Lo so, lo so, sono una inguaribile ottimista, ma penso davvero che si deve trovare il meglio in qualsiasi situazione e il tempo passerà più in fretta. Parlo per noi a cui non si chiede di essere eroi e di mettere in gioco la salute e la vita aiutando gli altri. Noi dobbiamo trovare solo il modo più utile e piacevole per venire a capo di questo periodo infelice.

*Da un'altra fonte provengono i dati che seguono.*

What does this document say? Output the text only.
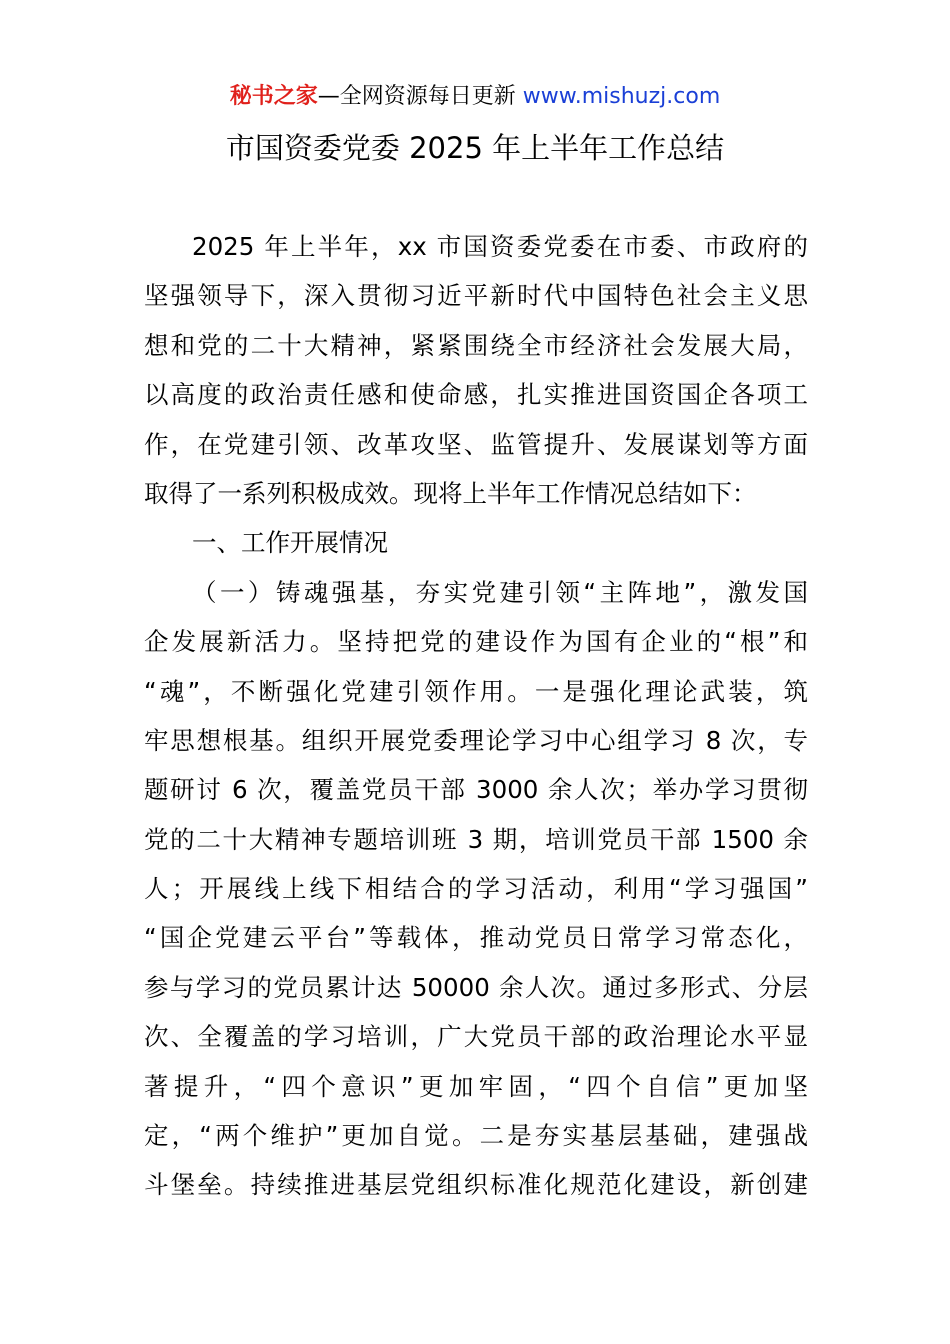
秘书之家—全网资源每日更新 www.mishuzj.com
市国资委党委 2025 年上半年工作总结
2025 年上半年，xx 市国资委党委在市委、市政府的
坚强领导下，深入贯彻习近平新时代中国特色社会主义思
想和党的二十大精神，紧紧围绕全市经济社会发展大局，
以高度的政治责任感和使命感，扎实推进国资国企各项工
作，在党建引领、改革攻坚、监管提升、发展谋划等方面
取得了一系列积极成效。现将上半年工作情况总结如下：
一、工作开展情况
（一）铸魂强基，夯实党建引领“主阵地”，激发国
企发展新活力。坚持把党的建设作为国有企业的“根”和
“魂”，不断强化党建引领作用。一是强化理论武装，筑
牢思想根基。组织开展党委理论学习中心组学习 8 次，专
题研讨 6 次，覆盖党员干部 3000 余人次；举办学习贯彻
党的二十大精神专题培训班 3 期，培训党员干部 1500 余
人；开展线上线下相结合的学习活动，利用“学习强国”
“国企党建云平台”等载体，推动党员日常学习常态化，
参与学习的党员累计达 50000 余人次。通过多形式、分层
次、全覆盖的学习培训，广大党员干部的政治理论水平显
著提升，“四个意识”更加牢固，“四个自信”更加坚
定，“两个维护”更加自觉。二是夯实基层基础，建强战
斗堡垒。持续推进基层党组织标准化规范化建设，新创建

E con questo spirito costruttivo ce la faremo, non ho dubbi.
Salvador Dalì
Ma questo tempo da Purgatorio deve anche servire a capire quello che sta succedendo al nostro pianeta e riflettere su che rapporto ci può essere fra l’inquinamento selvaggio e questo virus, per esempio. Le polveri sottili in Cina e in Lombardia hanno qualche legame? E il fatto che in Cina il virus sembri in remissione, avrà un relazione col fatto che nessuno gira più in macchina e l’atmosfera è più pulita? Magari sto dicendo sciocchezze, ma se queste riflessioni ci portassero a una maggiore consapevolezza del nostro compito di protettori e guardiani della Natura, non sarebbe una grandiosa e straordinaria occasione di crescita umana e culturale? Speriamo di sì. E buona fortuna a tutti noi.